How to Fix Sagging Gutters

Gutters that sag in the middle are telling you something is wrong—usually before water damage happens. The problem starts small: a fastener works loose, debris piles up and adds weight, or the gutter was never pitched correctly in the first place. Left alone, sagging gutters collect standing water that rots the fascia board underneath, invites mosquitoes, and eventually pulls away from the roofline entirely. This is a project you catch early and fix yourself in a Saturday morning. The fix depends on what caused the sag. Most of the time it's one of three things: hangers that have pulled away from the fascia, gutters clogged with leaves and sediment that weigh them down, or a gutter that lost its pitch and trapped water. We'll walk through diagnosing which one you have and fixing it so water runs straight to the downspout and your gutters stay tight to the roofline for years.

  1. Clear the Gutter Completely. Use a gutter scoop or your hands to remove all leaves, dirt, and sediment from the sagging section and 3 feet on either side. Flush the entire run with a garden hose to confirm water flows freely. A clogged gutter can sag under 50 pounds of wet debris—clearing it alone may eliminate the problem.
  2. Tighten Every Hanger. Walk along the gutter with a cordless drill or screwdriver and check every hanger bolt or screw within 6 feet of the sag. Tighten each one by hand first to feel resistance, then give it another quarter turn with a tool. If a screw spins freely and won't tighten, the hole in the fascia has enlarged and the fastener is no longer gripping.

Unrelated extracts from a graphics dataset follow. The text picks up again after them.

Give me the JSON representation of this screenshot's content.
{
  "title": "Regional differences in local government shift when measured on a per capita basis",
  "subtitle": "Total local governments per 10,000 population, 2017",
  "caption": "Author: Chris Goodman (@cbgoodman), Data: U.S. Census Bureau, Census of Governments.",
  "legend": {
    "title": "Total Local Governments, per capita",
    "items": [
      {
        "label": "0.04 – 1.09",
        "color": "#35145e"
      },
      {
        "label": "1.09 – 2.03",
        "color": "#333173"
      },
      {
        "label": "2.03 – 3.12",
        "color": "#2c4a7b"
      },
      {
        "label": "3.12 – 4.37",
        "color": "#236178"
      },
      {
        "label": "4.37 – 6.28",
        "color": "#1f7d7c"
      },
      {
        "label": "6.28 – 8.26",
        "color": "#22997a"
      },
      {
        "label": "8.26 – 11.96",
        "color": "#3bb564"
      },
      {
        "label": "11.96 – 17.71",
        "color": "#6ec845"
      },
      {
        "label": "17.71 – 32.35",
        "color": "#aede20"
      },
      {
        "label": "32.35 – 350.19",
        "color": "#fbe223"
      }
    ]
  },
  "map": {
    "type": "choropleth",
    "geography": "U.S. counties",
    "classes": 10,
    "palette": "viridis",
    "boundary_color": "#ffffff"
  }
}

  3. Replace Broken Hangers. For fasteners that spin without tightening, remove the screw or bolt completely. Inspect the hanger bracket itself—if it's cracked or severely bent, replace the entire hanger. If the fascia hole is enlarged, move the hanger 2 inches to the side and drill a fresh hole. Reinstall with a new stainless steel hanger screw rated for exterior use, and tighten firmly but not so hard you strip the hole.

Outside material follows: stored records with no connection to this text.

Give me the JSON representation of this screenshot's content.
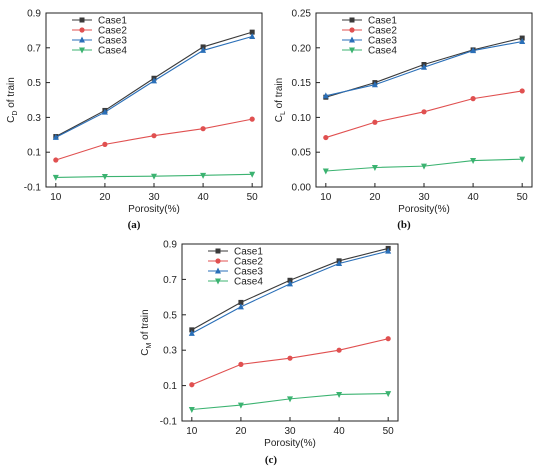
{
  "chart_data": [
    {
      "type": "line",
      "panel_label": "(a)",
      "xlabel": "Porosity(%)",
      "ylabel_main": "C",
      "ylabel_sub": "D",
      "ylabel_rest": " of train",
      "x": [
        10,
        20,
        30,
        40,
        50
      ],
      "xlim": [
        8,
        52
      ],
      "ylim": [
        -0.1,
        0.9
      ],
      "yticks": [
        -0.1,
        0.1,
        0.3,
        0.5,
        0.7,
        0.9
      ],
      "ytick_labels": [
        "-0.1",
        "0.1",
        "0.3",
        "0.5",
        "0.7",
        "0.9"
      ],
      "legend_position": "top-left",
      "series": [
        {
          "name": "Case1",
          "color": "#3a3a3a",
          "marker": "square",
          "values": [
            0.19,
            0.34,
            0.525,
            0.705,
            0.79
          ]
        },
        {
          "name": "Case2",
          "color": "#e05050",
          "marker": "circle",
          "values": [
            0.055,
            0.145,
            0.195,
            0.235,
            0.29
          ]
        },
        {
          "name": "Case3",
          "color": "#2a6fb8",
          "marker": "triangle-up",
          "values": [
            0.185,
            0.33,
            0.51,
            0.685,
            0.765
          ]
        },
        {
          "name": "Case4",
          "color": "#3cb371",
          "marker": "triangle-down",
          "values": [
            -0.045,
            -0.04,
            -0.038,
            -0.033,
            -0.027
          ]
        }
      ]
    },
    {
      "type": "line",
      "panel_label": "(b)",
      "xlabel": "Porosity(%)",
      "ylabel_main": "C",
      "ylabel_sub": "L",
      "ylabel_rest": " of train",
      "x": [
        10,
        20,
        30,
        40,
        50
      ],
      "xlim": [
        8,
        52
      ],
      "ylim": [
        0.0,
        0.25
      ],
      "yticks": [
        0.0,
        0.05,
        0.1,
        0.15,
        0.2,
        0.25
      ],
      "ytick_labels": [
        "0.00",
        "0.05",
        "0.10",
        "0.15",
        "0.20",
        "0.25"
      ],
      "legend_position": "top-left",
      "series": [
        {
          "name": "Case1",
          "color": "#3a3a3a",
          "marker": "square",
          "values": [
            0.129,
            0.15,
            0.176,
            0.197,
            0.214
          ]
        },
        {
          "name": "Case2",
          "color": "#e05050",
          "marker": "circle",
          "values": [
            0.071,
            0.093,
            0.108,
            0.127,
            0.138
          ]
        },
        {
          "name": "Case3",
          "color": "#2a6fb8",
          "marker": "triangle-up",
          "values": [
            0.131,
            0.147,
            0.172,
            0.196,
            0.209
          ]
        },
        {
          "name": "Case4",
          "color": "#3cb371",
          "marker": "triangle-down",
          "values": [
            0.023,
            0.028,
            0.03,
            0.038,
            0.04
          ]
        }
      ]
    },
    {
      "type": "line",
      "panel_label": "(c)",
      "xlabel": "Porosity(%)",
      "ylabel_main": "C",
      "ylabel_sub": "M",
      "ylabel_rest": " of train",
      "x": [
        10,
        20,
        30,
        40,
        50
      ],
      "xlim": [
        8,
        52
      ],
      "ylim": [
        -0.1,
        0.9
      ],
      "yticks": [
        -0.1,
        0.1,
        0.3,
        0.5,
        0.7,
        0.9
      ],
      "ytick_labels": [
        "-0.1",
        "0.1",
        "0.3",
        "0.5",
        "0.7",
        "0.9"
      ],
      "legend_position": "top-left",
      "series": [
        {
          "name": "Case1",
          "color": "#3a3a3a",
          "marker": "square",
          "values": [
            0.415,
            0.57,
            0.695,
            0.805,
            0.875
          ]
        },
        {
          "name": "Case2",
          "color": "#e05050",
          "marker": "circle",
          "values": [
            0.105,
            0.22,
            0.255,
            0.3,
            0.365
          ]
        },
        {
          "name": "Case3",
          "color": "#2a6fb8",
          "marker": "triangle-up",
          "values": [
            0.395,
            0.545,
            0.675,
            0.79,
            0.86
          ]
        },
        {
          "name": "Case4",
          "color": "#3cb371",
          "marker": "triangle-down",
          "values": [
            -0.035,
            -0.01,
            0.025,
            0.05,
            0.055
          ]
        }
      ]
    }
  ]
}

  4. Restore Proper Pitch. Place a 2-foot level in the bottom of the gutter, running parallel to the roofline. The bubble should show a slight downslope toward the downspout—roughly one-quarter inch drop per 10 feet of run. If the gutter is level or slopes the wrong way, you need to loosen hangers on the upslope side and lift the gutter back to the correct angle. Loosen one hanger at a time, lift gently, and retighten while a helper confirms the pitch with the level.
  5. Check Fascia for Rot. While the gutter is accessible, press your thumb or a small screwdriver against the fascia board behind the hangers. If the wood is soft, spongy, or your tool sinks in, the fascia is rotting and won't hold new fasteners. You'll need to replace that section of fascia before reinstalling the gutter—this is when you call a contractor to assess whether the rot extends deeper.

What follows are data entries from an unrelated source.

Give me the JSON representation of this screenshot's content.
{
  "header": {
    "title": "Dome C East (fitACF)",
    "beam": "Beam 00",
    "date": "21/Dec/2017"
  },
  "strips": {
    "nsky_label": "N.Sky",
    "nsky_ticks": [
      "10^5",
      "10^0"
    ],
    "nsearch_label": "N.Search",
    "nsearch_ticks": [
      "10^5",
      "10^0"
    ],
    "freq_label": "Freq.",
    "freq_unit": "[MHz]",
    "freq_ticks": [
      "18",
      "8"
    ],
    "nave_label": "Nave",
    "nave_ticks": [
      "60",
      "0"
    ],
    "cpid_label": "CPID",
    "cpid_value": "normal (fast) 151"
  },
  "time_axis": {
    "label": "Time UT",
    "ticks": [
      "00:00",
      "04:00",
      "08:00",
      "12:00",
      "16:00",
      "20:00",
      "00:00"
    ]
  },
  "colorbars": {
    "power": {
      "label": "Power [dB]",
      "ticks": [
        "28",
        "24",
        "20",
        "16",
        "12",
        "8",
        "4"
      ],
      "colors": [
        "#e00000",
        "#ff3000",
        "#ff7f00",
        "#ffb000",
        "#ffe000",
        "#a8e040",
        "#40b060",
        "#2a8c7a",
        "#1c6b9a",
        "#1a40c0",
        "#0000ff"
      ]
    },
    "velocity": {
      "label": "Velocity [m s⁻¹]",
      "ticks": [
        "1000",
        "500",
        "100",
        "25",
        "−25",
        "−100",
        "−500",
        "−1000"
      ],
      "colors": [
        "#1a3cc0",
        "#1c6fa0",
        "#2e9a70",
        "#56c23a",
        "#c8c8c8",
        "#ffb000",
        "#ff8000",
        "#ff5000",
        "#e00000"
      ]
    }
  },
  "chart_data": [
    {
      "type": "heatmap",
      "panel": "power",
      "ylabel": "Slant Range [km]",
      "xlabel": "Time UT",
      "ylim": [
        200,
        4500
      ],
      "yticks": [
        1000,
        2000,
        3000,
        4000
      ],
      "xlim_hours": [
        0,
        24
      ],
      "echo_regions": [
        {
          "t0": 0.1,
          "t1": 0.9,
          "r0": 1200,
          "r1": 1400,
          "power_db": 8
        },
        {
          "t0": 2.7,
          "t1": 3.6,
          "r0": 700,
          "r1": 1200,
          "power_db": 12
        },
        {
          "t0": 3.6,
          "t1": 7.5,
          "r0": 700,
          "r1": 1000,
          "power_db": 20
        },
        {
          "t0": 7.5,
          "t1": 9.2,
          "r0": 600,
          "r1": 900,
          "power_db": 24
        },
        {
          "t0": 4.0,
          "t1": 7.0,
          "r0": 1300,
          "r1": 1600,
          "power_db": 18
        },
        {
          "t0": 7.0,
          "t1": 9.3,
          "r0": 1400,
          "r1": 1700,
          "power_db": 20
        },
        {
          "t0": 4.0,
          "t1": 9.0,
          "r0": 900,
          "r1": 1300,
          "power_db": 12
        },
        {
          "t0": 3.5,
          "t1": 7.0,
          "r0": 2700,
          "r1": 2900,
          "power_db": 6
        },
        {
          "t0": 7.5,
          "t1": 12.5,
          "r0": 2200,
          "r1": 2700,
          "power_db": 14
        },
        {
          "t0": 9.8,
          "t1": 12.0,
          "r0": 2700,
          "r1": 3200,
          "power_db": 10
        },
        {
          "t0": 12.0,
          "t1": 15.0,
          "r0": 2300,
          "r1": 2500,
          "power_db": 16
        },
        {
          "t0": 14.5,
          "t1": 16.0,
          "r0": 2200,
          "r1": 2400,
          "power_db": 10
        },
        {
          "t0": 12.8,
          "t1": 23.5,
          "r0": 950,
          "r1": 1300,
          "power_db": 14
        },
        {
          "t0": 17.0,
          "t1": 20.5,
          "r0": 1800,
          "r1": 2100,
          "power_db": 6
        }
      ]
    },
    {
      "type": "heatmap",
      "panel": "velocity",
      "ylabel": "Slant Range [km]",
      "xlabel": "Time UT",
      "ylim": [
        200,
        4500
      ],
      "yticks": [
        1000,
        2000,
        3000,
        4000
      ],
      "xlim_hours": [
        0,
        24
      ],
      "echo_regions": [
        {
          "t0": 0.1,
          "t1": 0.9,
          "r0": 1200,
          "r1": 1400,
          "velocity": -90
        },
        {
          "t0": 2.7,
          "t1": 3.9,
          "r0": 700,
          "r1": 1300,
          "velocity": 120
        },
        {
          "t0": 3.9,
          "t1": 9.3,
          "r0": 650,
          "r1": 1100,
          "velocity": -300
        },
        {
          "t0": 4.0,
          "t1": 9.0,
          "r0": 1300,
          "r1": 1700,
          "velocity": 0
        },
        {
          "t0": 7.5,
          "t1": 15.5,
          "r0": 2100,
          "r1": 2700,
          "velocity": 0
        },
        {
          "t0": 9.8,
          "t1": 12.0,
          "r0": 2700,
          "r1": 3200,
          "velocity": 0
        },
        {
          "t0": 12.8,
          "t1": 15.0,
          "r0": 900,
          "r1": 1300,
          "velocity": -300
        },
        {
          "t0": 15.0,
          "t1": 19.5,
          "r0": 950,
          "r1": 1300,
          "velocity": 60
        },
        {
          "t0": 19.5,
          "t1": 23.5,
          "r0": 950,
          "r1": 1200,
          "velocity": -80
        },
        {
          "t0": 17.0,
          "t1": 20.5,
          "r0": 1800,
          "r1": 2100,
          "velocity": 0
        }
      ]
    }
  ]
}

  6. Verify Water Flows. Run the garden hose into the cleared gutter from the high end and watch it flow. Water should move smoothly toward the downspout with no pooling or backing up. Run the hose for at least 30 seconds to simulate heavy rain. Check underneath the gutter and along the fascia for any new drips or leaks that weren't there before.
  7. Add Guards Against Future Clogs. If the gutter filled up with leaves within a year or two, install a gutter guard or screen to prevent future clogs. Snap-on plastic guards fit most gutter profiles and can be added without removing the gutter. Measure the gutter profile first—these aren't one-size-fits-all—and order guards for the full run, not just the sagging section.